Metropolitan News-Enterprise

 

Thursday, October 23, 2008

 

Page 11

 

REMINISCING (Column)

Scott Takes on Paternity Suit Against Charlie Chaplin

 

By ROGER M. GRACE

 

Attorney Joseph Scott in 1944, at the age of 77, stepped into a case that was on the verge of dismissal, and brought victory to his client. That client was Carol Ann Berry, an infant, and the defendant was one Charles Spencer Chaplin, better known as Charlie Chaplin. The action was one to establish paternity.

Chaplin was not, in fact, the father. Blood tests results, as interpreted by three doctors, proved that. But at the time, such tests did not conclusively establish nonpaternity.

 The mother was a would-be actress, Joan Berry. It might be that she had no idea who the actual father was. But given his wealth, Chaplin was the man she wanted to be affixed with responsibility for making support payments. Causing him further grief, she claimed to have been taken across state lines by him for immoral purposes, and Chaplin was being prosecuted under the Mann Act.

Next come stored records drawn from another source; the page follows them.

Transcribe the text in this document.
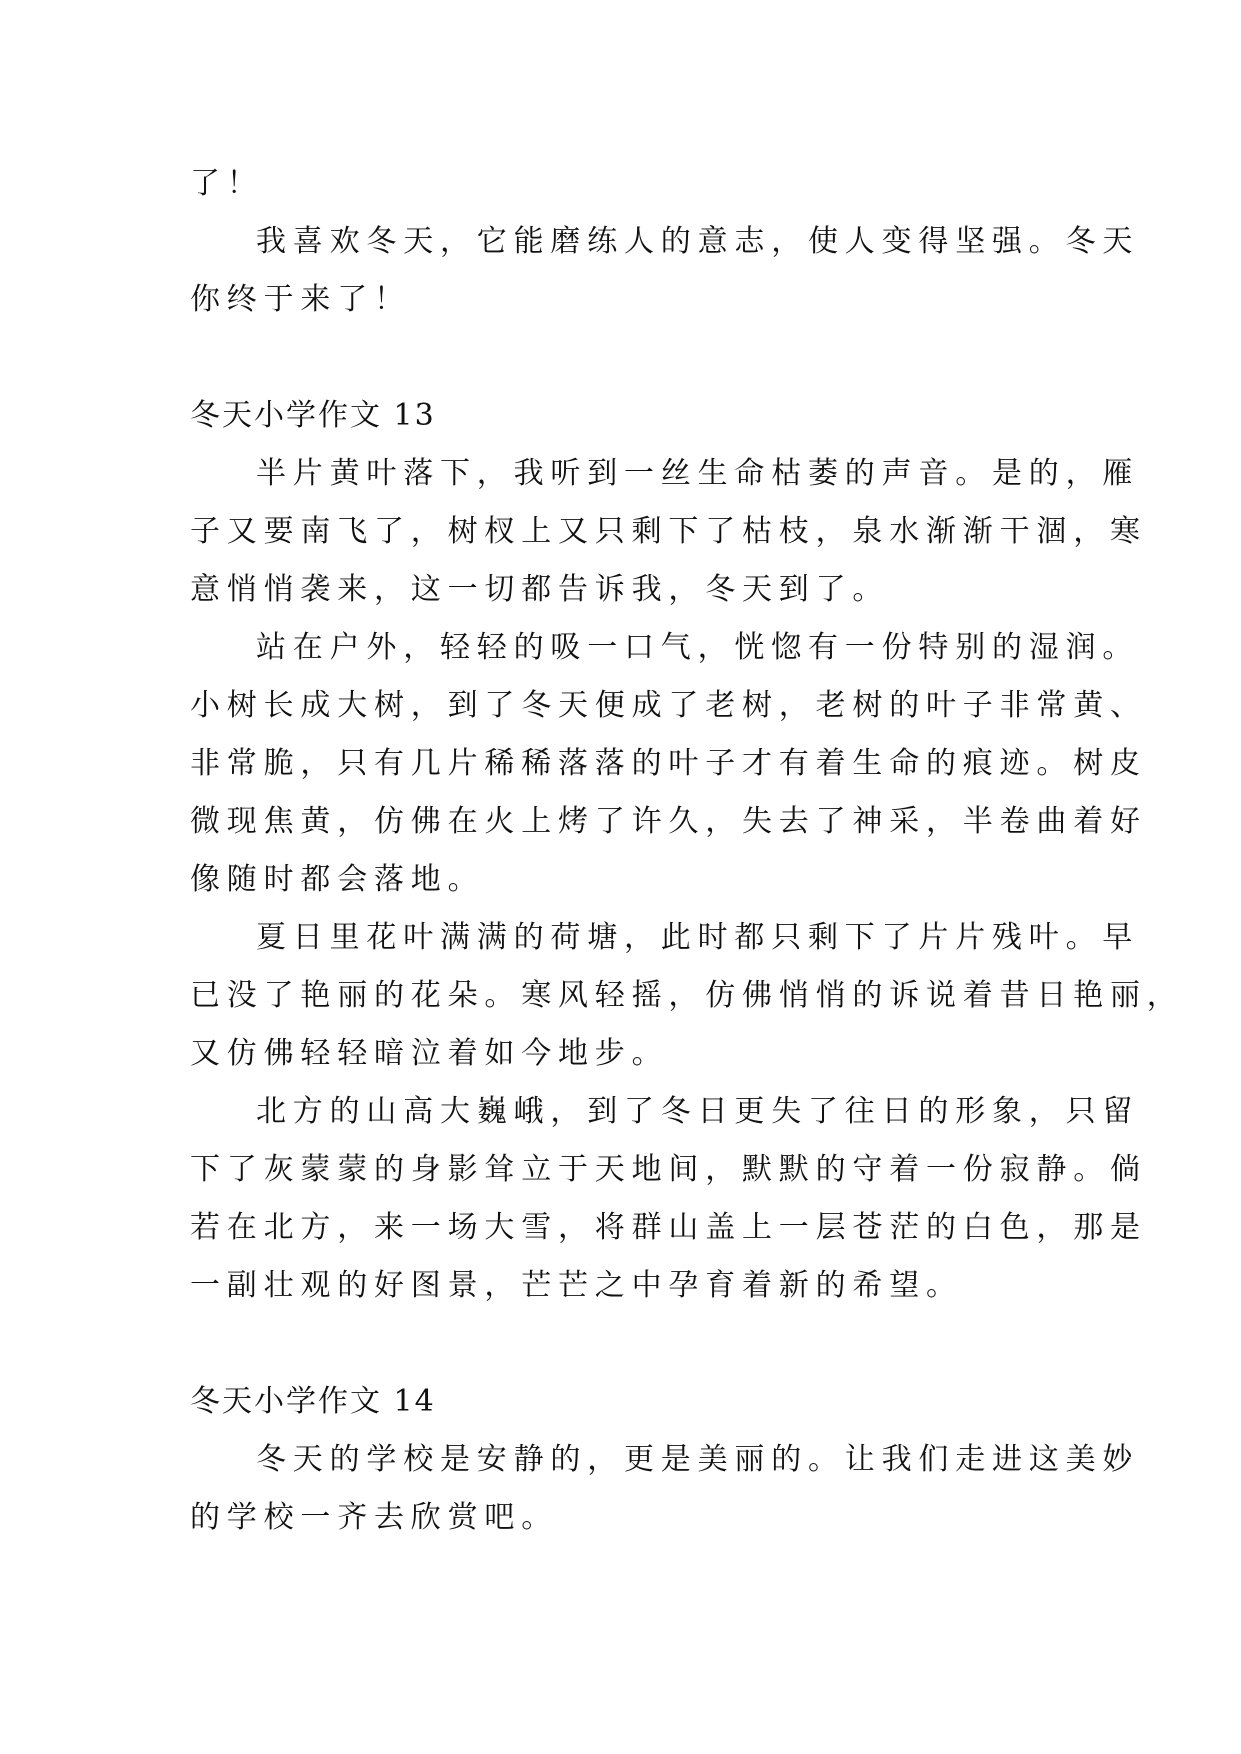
了！
我喜欢冬天，它能磨练人的意志，使人变得坚强。冬天
你终于来了！
冬天小学作文 13
半片黄叶落下，我听到一丝生命枯萎的声音。是的，雁
子又要南飞了，树杈上又只剩下了枯枝，泉水渐渐干涸，寒
意悄悄袭来，这一切都告诉我，冬天到了。
站在户外，轻轻的吸一口气，恍惚有一份特别的湿润。
小树长成大树，到了冬天便成了老树，老树的叶子非常黄、
非常脆，只有几片稀稀落落的叶子才有着生命的痕迹。树皮
微现焦黄，仿佛在火上烤了许久，失去了神采，半卷曲着好
像随时都会落地。
夏日里花叶满满的荷塘，此时都只剩下了片片残叶。早
已没了艳丽的花朵。寒风轻摇，仿佛悄悄的诉说着昔日艳丽，
又仿佛轻轻暗泣着如今地步。
北方的山高大巍峨，到了冬日更失了往日的形象，只留
下了灰蒙蒙的身影耸立于天地间，默默的守着一份寂静。倘
若在北方，来一场大雪，将群山盖上一层苍茫的白色，那是
一副壮观的好图景，芒芒之中孕育着新的希望。
冬天小学作文 14
冬天的学校是安静的，更是美丽的。让我们走进这美妙
的学校一齐去欣赏吧。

Robert S. Wolfe, a supervising attorney and mediator for Div. Three of the Fourth District Court of Appeal, tells of Scott entering the paternity case in his article published in March, 2003 edition of the Los Angeles County Bar Assn.’s magazine:

“After actor Charlie Chaplin was named in a paternity suit, both sides struck a deal—if the blood tests were negative, the lawsuit would be dropped, but Chaplin would still pay the child’s expenses. The blood test was performed, and the doctors were unanimous: Chaplin was not the father. So the mother did what litigants who hear bad news often do—she changed lawyers. Her new attorney was famed trial lawyer Joseph Scott.”

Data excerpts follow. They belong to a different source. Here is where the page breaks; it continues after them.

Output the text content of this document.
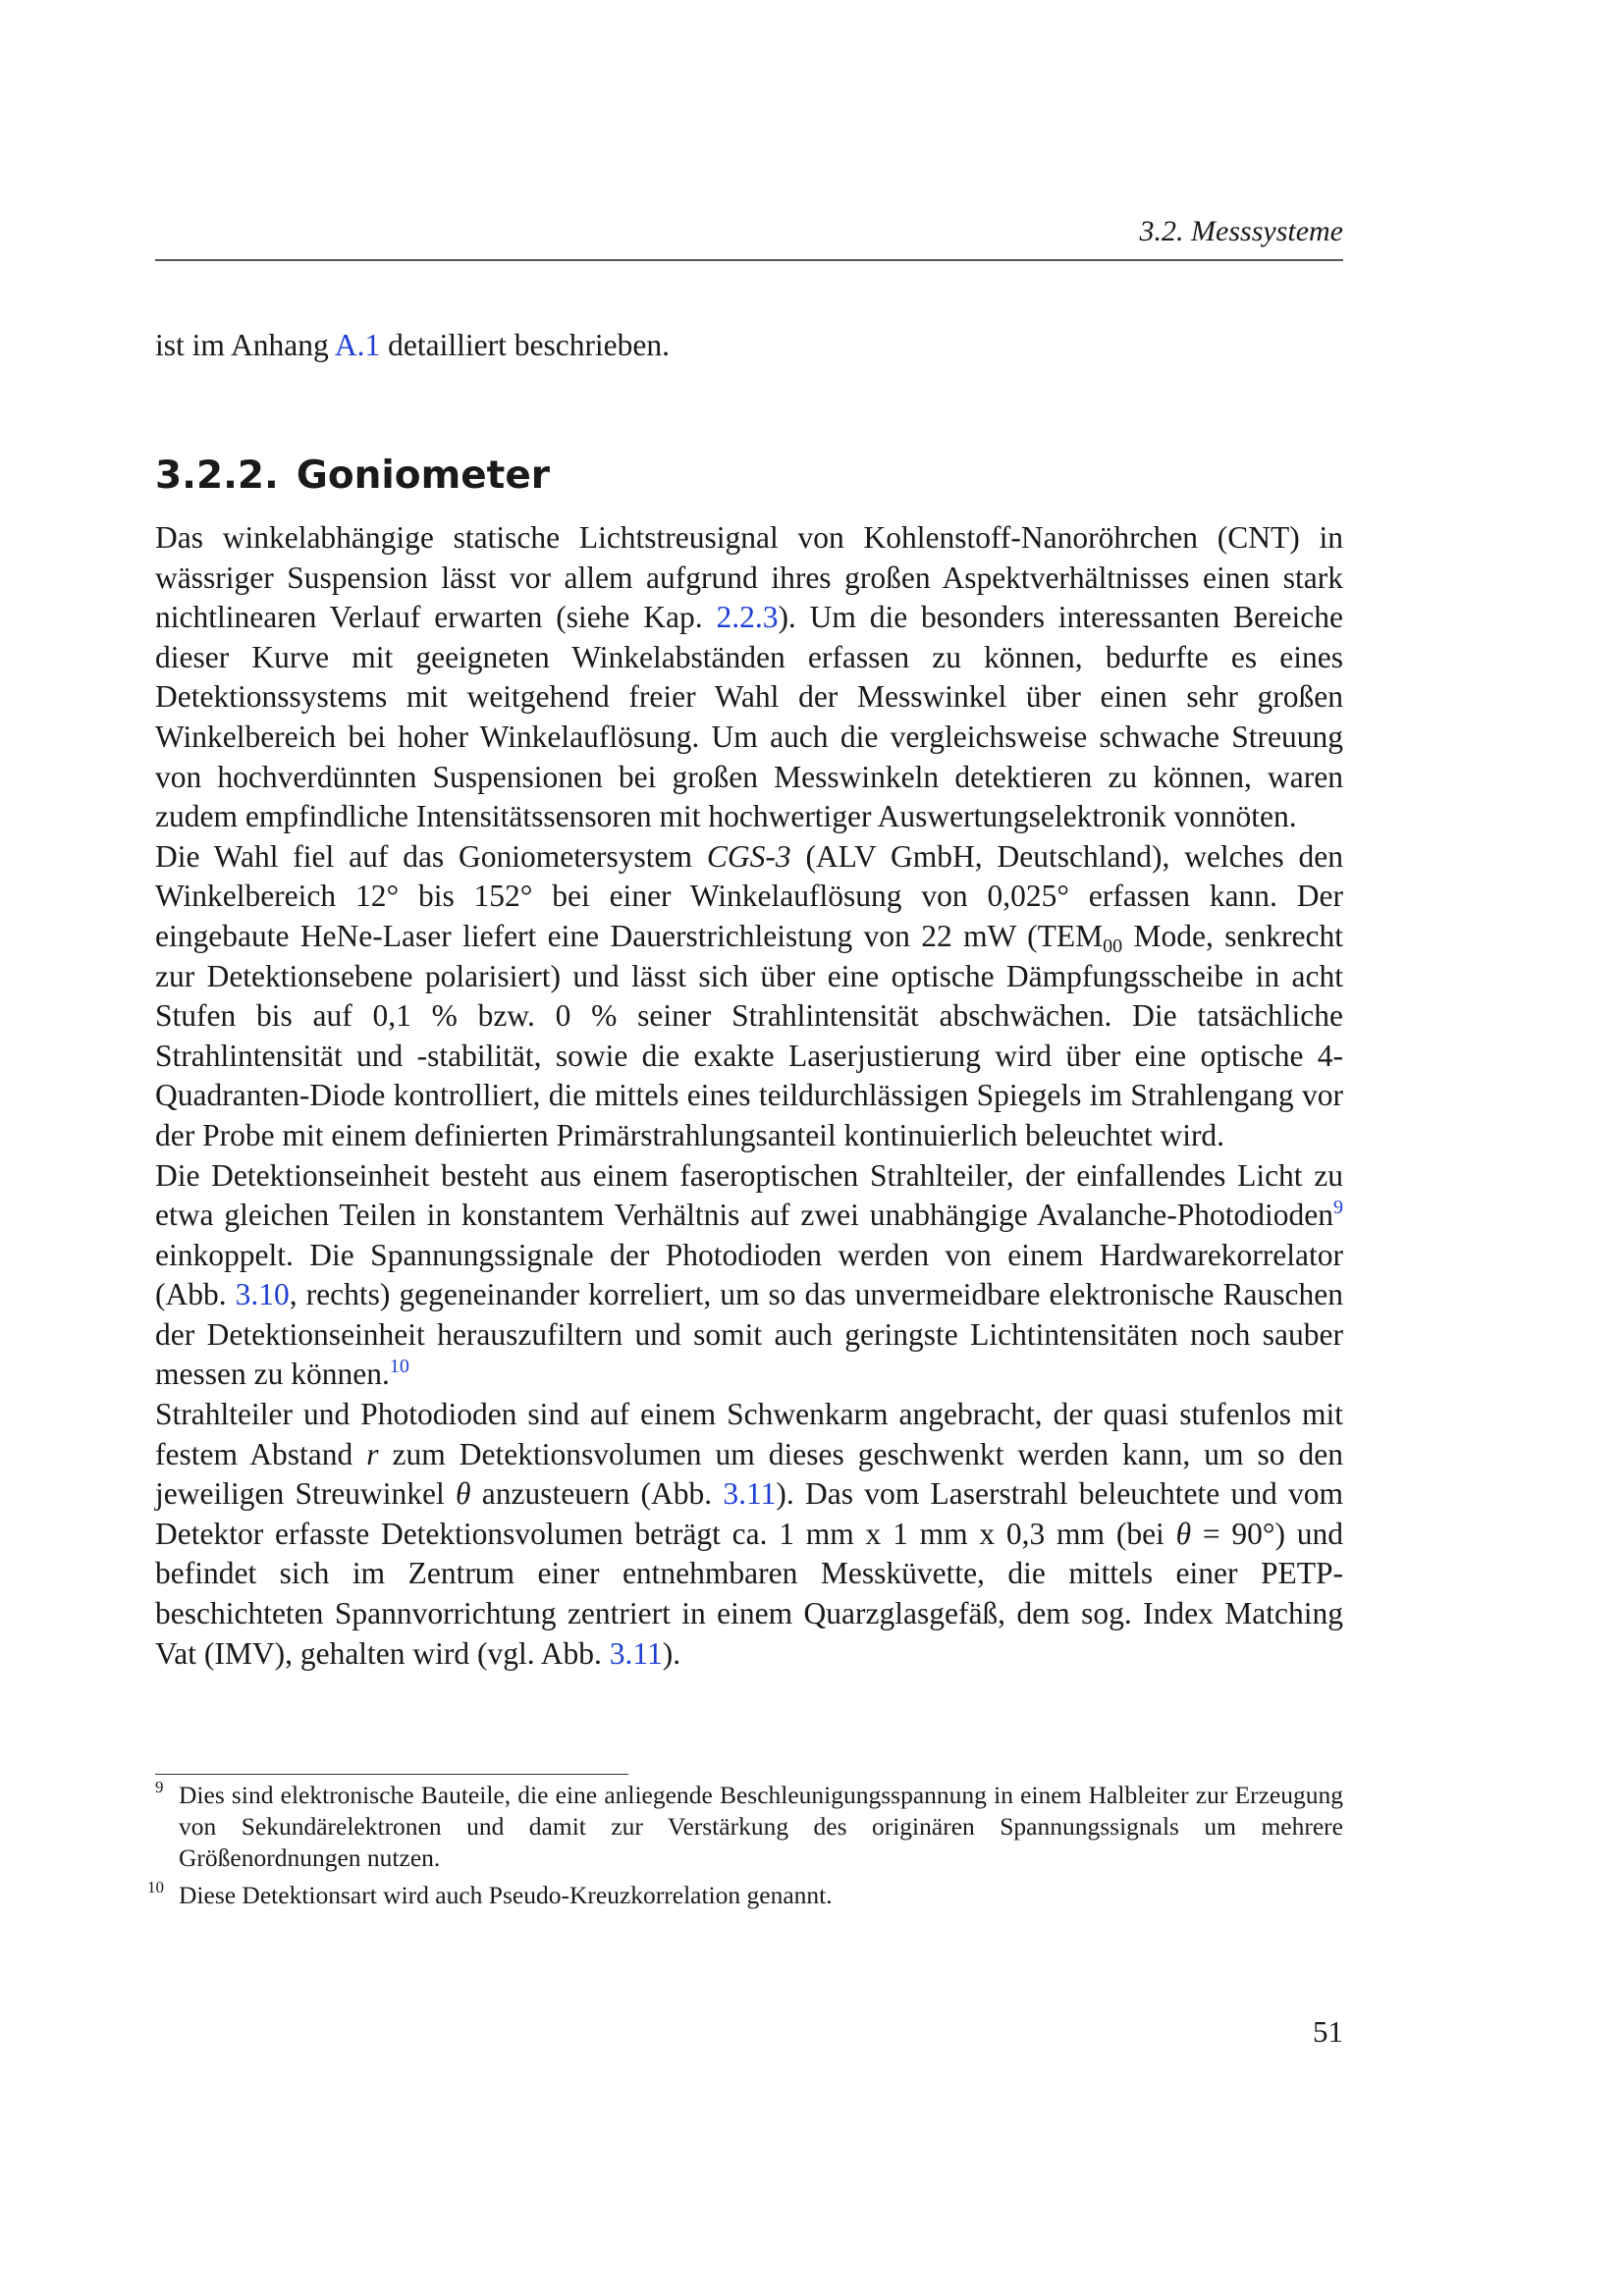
3.2. Messsysteme
ist im Anhang A.1 detailliert beschrieben.
3.2.2. Goniometer

Das winkelabhängige statische Lichtstreusignal von Kohlenstoff-Nanoröhrchen (CNT) in wässriger Suspension lässt vor allem aufgrund ihres großen Aspektverhältnisses einen stark nichtlinearen Verlauf erwarten (siehe Kap. 2.2.3). Um die besonders interessanten Bereiche dieser Kurve mit geeigneten Winkelabständen erfassen zu können, bedurfte es eines Detektionssystems mit weitgehend freier Wahl der Messwinkel über einen sehr großen Winkelbereich bei hoher Winkelauflösung. Um auch die vergleichsweise schwache Streuung von hochverdünnten Suspensionen bei großen Messwinkeln detektieren zu können, waren zudem empfindliche Intensitätssensoren mit hochwertiger Auswertungselektronik vonnöten.

Die Wahl fiel auf das Goniometersystem CGS-3 (ALV GmbH, Deutschland), welches den Winkelbereich 12° bis 152° bei einer Winkelauflösung von 0,025° erfassen kann. Der eingebaute HeNe-Laser liefert eine Dauerstrichleistung von 22 mW ($TEM_{00}$ Mode, senkrecht zur Detektionsebene polarisiert) und lässt sich über eine optische Dämpfungsscheibe in acht Stufen bis auf 0,1 % bzw. 0 % seiner Strahlintensität abschwächen. Die tatsächliche Strahlintensität und -stabilität, sowie die exakte Laserjustierung wird über eine optische 4-Quadranten-Diode kontrolliert, die mittels eines teildurchlässigen Spiegels im Strahlengang vor der Probe mit einem definierten Primärstrahlungsanteil kontinuierlich beleuchtet wird.

Die Detektionseinheit besteht aus einem faseroptischen Strahlteiler, der einfallendes Licht zu etwa gleichen Teilen in konstantem Verhältnis auf zwei unabhängige Avalanche-Photodioden$^9$ einkoppelt. Die Spannungssignale der Photodioden werden von einem Hardwarekorrelator (Abb. 3.10, rechts) gegeneinander korreliert, um so das unvermeidbare elektronische Rauschen der Detektionseinheit herauszufiltern und somit auch geringste Lichtintensitäten noch sauber messen zu können.$^{10}$

Strahlteiler und Photodioden sind auf einem Schwenkarm angebracht, der quasi stufenlos mit festem Abstand r zum Detektionsvolumen um dieses geschwenkt werden kann, um so den jeweiligen Streuwinkel θ anzusteuern (Abb. 3.11). Das vom Laserstrahl beleuchtete und vom Detektor erfasste Detektionsvolumen beträgt ca. 1 mm x 1 mm x 0,3 mm (bei θ = 90°) und befindet sich im Zentrum einer entnehmbaren Messküvette, die mittels einer PETP-beschichteten Spannvorrichtung zentriert in einem Quarzglasgefäß, dem sog. Index Matching Vat (IMV), gehalten wird (vgl. Abb. 3.11).

9 Dies sind elektronische Bauteile, die eine anliegende Beschleunigungsspannung in einem Halbleiter zur Erzeugung von Sekundärelektronen und damit zur Verstärkung des originären Spannungssignals um mehrere Größenordnungen nutzen.

10 Diese Detektionsart wird auch Pseudo-Kreuzkorrelation genannt.

51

Scott, in emerging as Berry’s new counsel, said in a press release:

“After careful consideration and reflection, and examination of the documents involved, I have slowly and deliberately, but positively, come to the conclusion that this unfortunate baby as yet has not had her day in court, which the Constitution of these United States guarantee to her.

“A careful perusal of the document, the so-called ‘stipulation,’ shows great mechanical skill on the part of the trained  lawyers interested in Mr. Chaplin’s welfare.

“On the face of the document, if any two doctors should decide against the child, she is out on the street, whereas, if any three doctors decide in favor of the child, Mr. Chaplin is not in any way bound by what they may unanimously determine to be the fact if it is against him.

“They cannot delegate to these three doctors the solemn responsibility of the court.

“After all, the mother is not the real party in interest in this litigation—it is this innocent child.”

Chaplin’s attorney made a motion for dismissal, based on the stipulation. Hearing it was Los Angeles Superior Court Judge Stanley Mosk. He took the motion under submission, and on March 8, rejected it.

“[T]here is no sound reason to deny, and every sound reason to accept blood tests as a scientific advance of importance,” the future high court jurist wrote.

But, he said, until the Legislature ordains to the contrary, “courts must decline to accept any specific paternity test as conclusive, to the exclusion of other evidence.”

The judge went on to say:

“To the adult parties to the action, this or any court owes only the obligation of impartiality and objectivity. But to the infant, unable to maintain its own rights under the law, the court owes the additional duty of protection.

“That duty clearly extends to a scrutiny of a stipulation between the adult defendant and the minor’s guardian ad litem....[I]n the case of a minor, the court, the court in the exercise of that duty, and the ordinary discretion of the court,  may determine the stipulation not controlling upon the minor.”

Mosk said he was convinced “that the ends of justice will best be served by a full and fair trial of the issues.”

A federal jury on April 4 acquitted Chaplin on Mann Act charges. Scott was quoted in the Times the next morning as saying:

“Any verdict wouldn’t have made any difference one way or the other in the baby’s case. If anything, this trial helped our case because, in the trial, Chaplin admitted relations with her. I certainly am not worried about our case.”

The District Court of Appeals declined to grant a writ ordering dismissal of the action, and the California Supreme Court on May 16 denied a petition for a hearing.

The high court’s action came one day after federal prosecutors dropped charges that Chaplin had conspired with a Beverly Hills judge, the city’s chief of police, and others to deny Berry her civil rights through her arrest on a phony vagrancy charge and railroading her into leaving town.